Are your Twitter followers fake?
Start-up company Status People (UK) have developed software that will check your Twitter followers to see if they are real or fake. For Twitter account users with 100,000 followers or less, it provides a very accurate insight into which followers are fake and inactive.
Twitter has overtaken Facebook as the measure of how popular you are. The number of followers of an individual Twitter account is seen as a measure of influence that can be translated into financial value by advertisers and marketing companies. Before the Olympics began, many British athletes were encouraged to tweet about products such as cars they had received from sponsors.
The company, Status People, has now devised a software tool that divides followers into the fake, the inactive and the good. Company executive Rob Waller said it had been decided to create the “fake follower” tool after reports that former Tory MP Louise Mensch had 40,000 fake followers. The fake follower tool aims to expose the true extent of the problem of phantom Twitter followers.
Waller said: “A fake account is set up to follow people or send out spam. They normally have no followers, but follow large numbers of people. An inactive account is one in which there has been no activity for a while. They could be real people, but we would describe them as consumers of information rather than sharers of information. A good account is everything that remains.”

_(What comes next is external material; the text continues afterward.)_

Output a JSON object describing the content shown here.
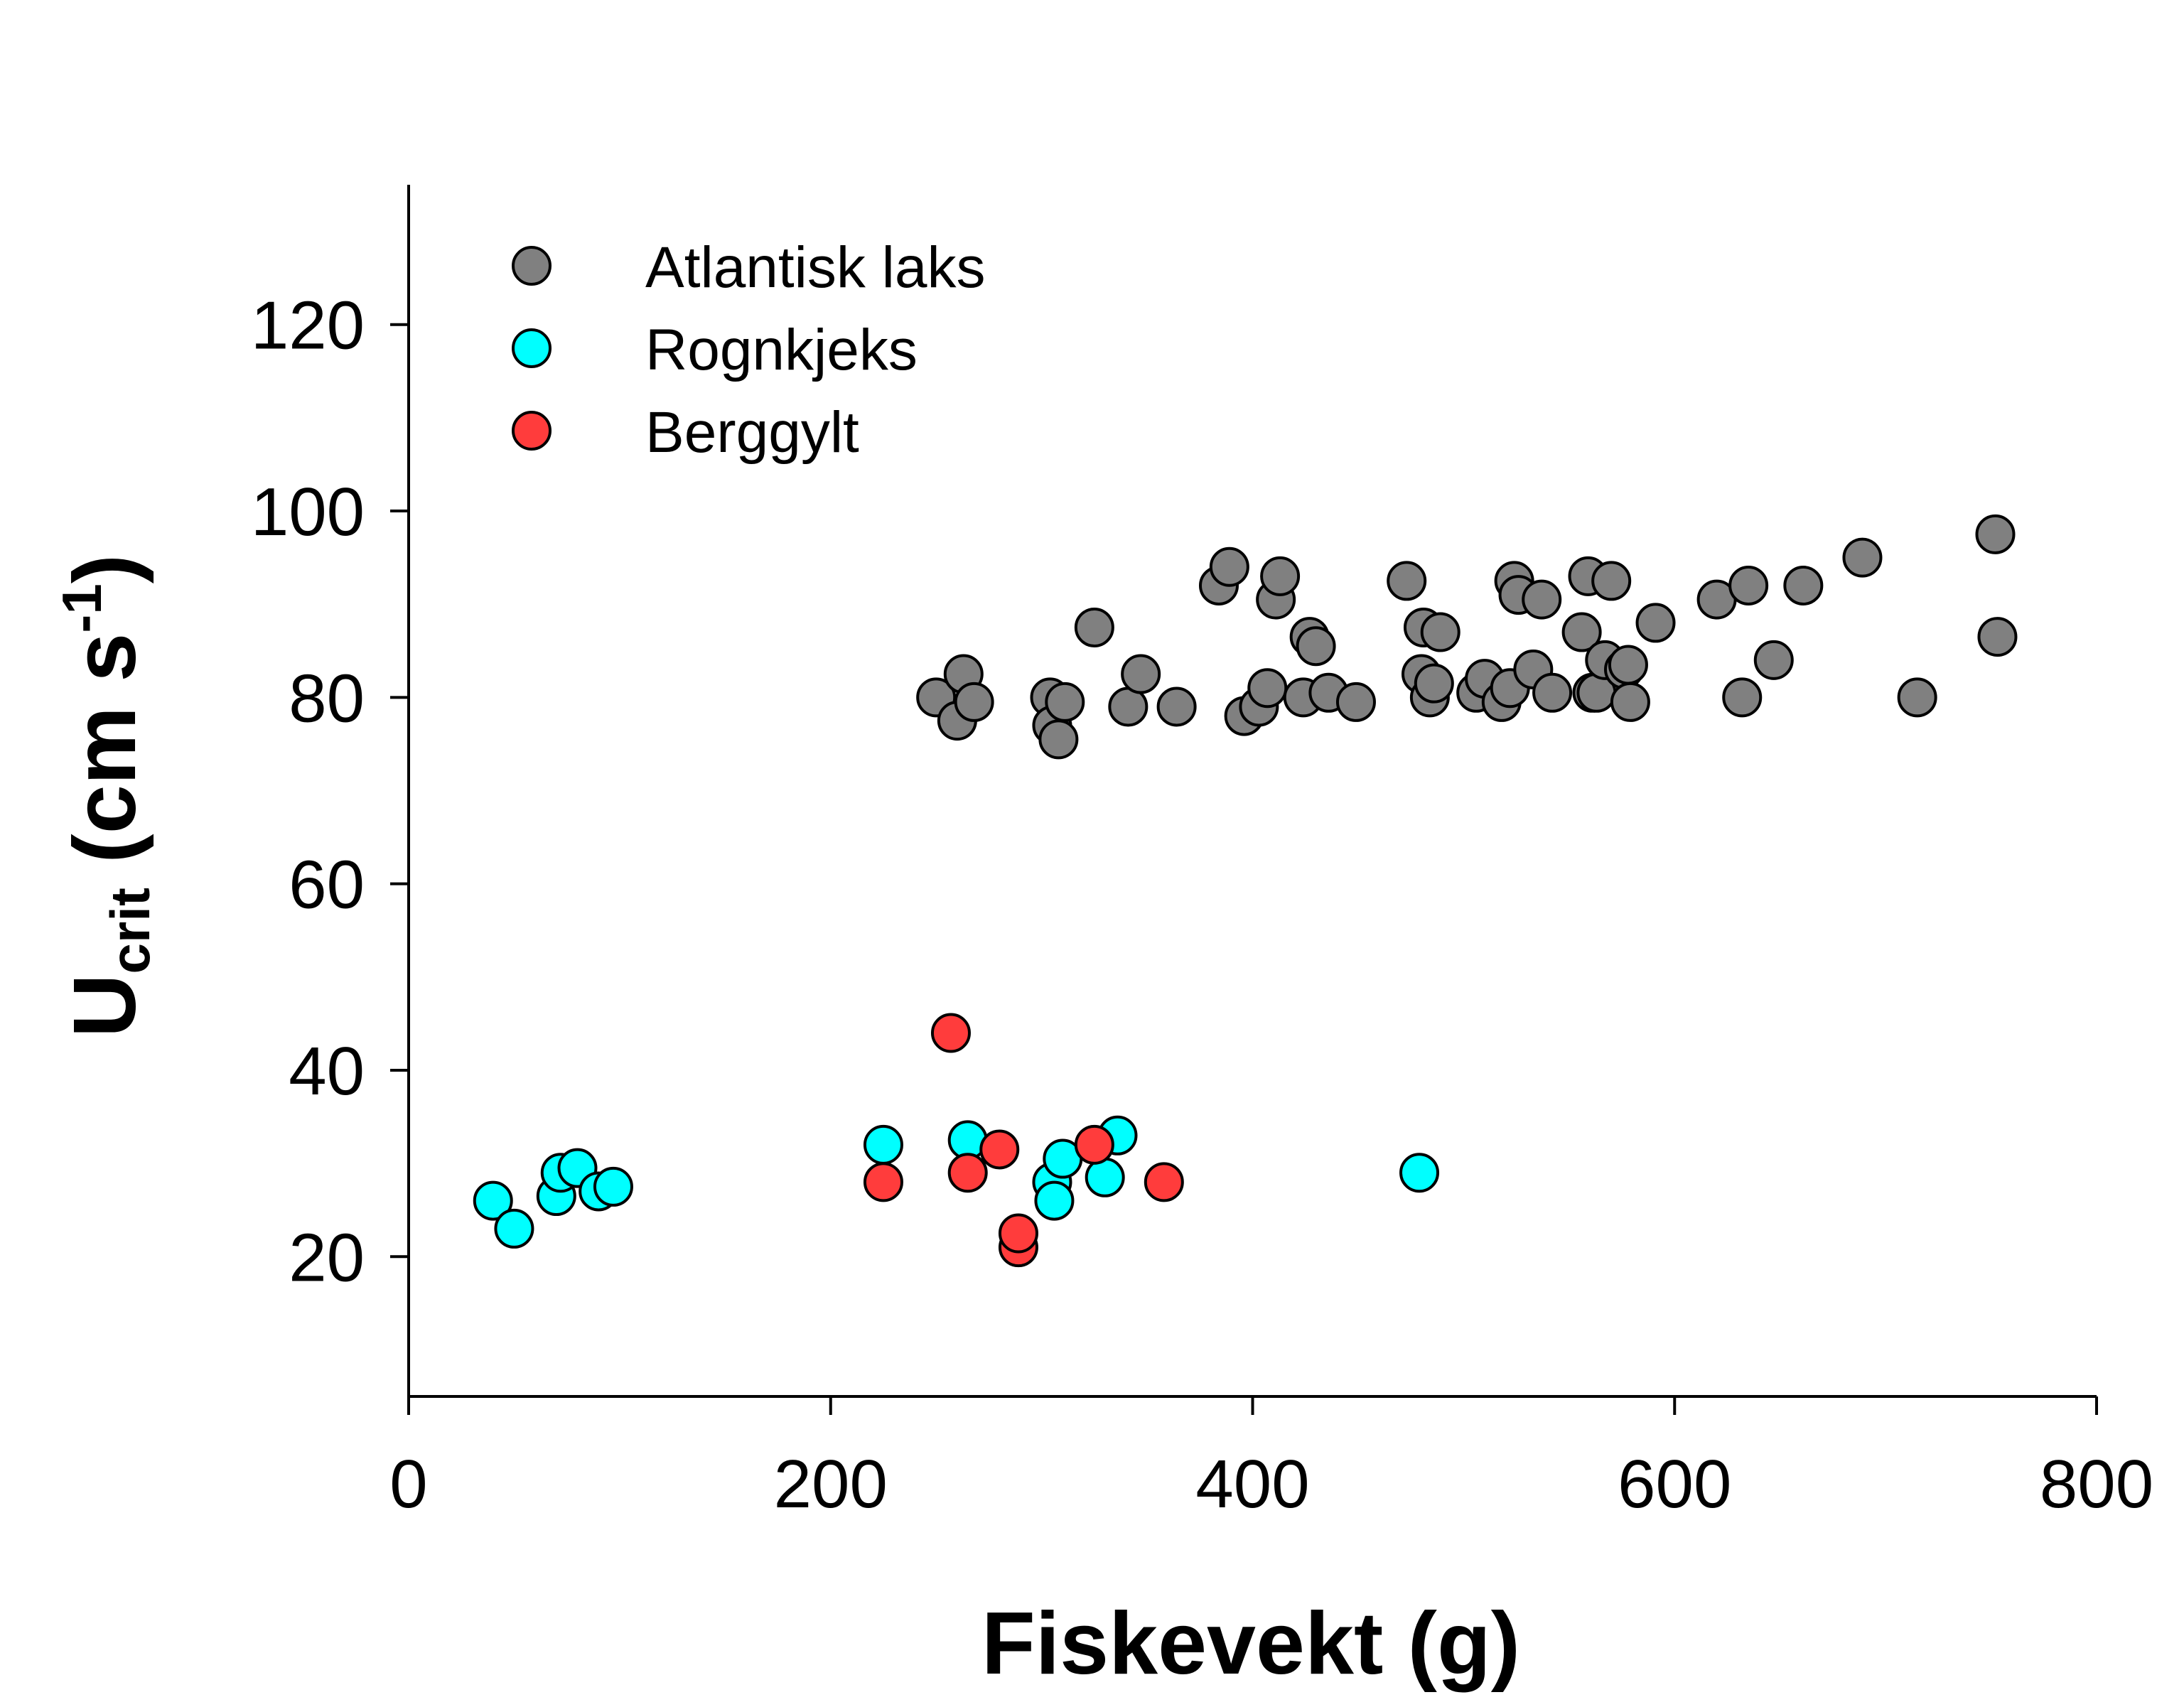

The tool analyses an account’s 100,000 most recent followers, but Waller said they hoped to improve its accuracy. Lady Gaga has only 29% “good” followers, Wayne Rooney 30% and David Cameron 37%. Comedians and entertainers also have a relatively small proportion of “good” followers: Stephen Fry 36%, Alan Carr 39% and Ricky Gervais 34%.
Almost every Twitter account has a small percentage of fake followers because, unlike Facebook, anyone can follow you – from a genuine friend to a computer-generated account set up to promote pornography. That freedom has created a market for the sale of Twitter followers. Scores of internet sites offer thousands of Twitter followers for small sums of money. According to the New York Times, it would be possible to buy 220,000 followers for £260.
The sites work in two ways. One kind of software identifies Twitter accounts that include keywords such as football, and “follows” these accounts in the hope they will reciprocate. Other programmes create artificial accounts and sell them by the thousand. On the Fiverr website, 2,000 followers can be bought for $5.
As suspicions have grown about the authenticity of some Twitter follower counts, increasingly high-profile figures are being interrogated about their numbers. After the revelation that she had fake followers, Mensch tweeted: “I’ve asked @Twitter in the UK to see if they can remove the 40k spambots and reset me to my 66k count … need a better filter.”
Grant Shapps, the minister for housing, was recently accused by a political website of using a program to generate more Twitter followers. Dozens of people said they were “followed” and “unfollowed” several times by Shapps, which suggested the actions were being executed by a computer program.
Katy Howell, chief executive of Immediate Future, a social media consultancy, said Twitter was still new and people were still working out the rules and etiquette. “It’s a young industry and there is still a lot of immaturity in it. Most celebrities and brands will start off their Twitter accounts by following people who they think might follow them.
“It’s a kind of flirtation, but there is a thin line between what is in the spirit of social media and what is gaming the system,” she said.
The accounts of most celebrities and companies are managed by agencies or assistants who may be keen to inflate the numbers of their clients’ followers to demonstrate their value, said Howell. “They lose some control over them. The easiest way to demonstrate success at managing a Twitter account is showing the increase in the number of followers.
“People do it to show off, but the other rationale is that you need a critical mass of followers before some people take you seriously … you need 20,000 followers before people will look at you.”
But Howell added that the artificial increase in followers might have a superficial attraction, but offers no long-term benefits. “You need to build a connection and a relationship with people who are interested in what you do.”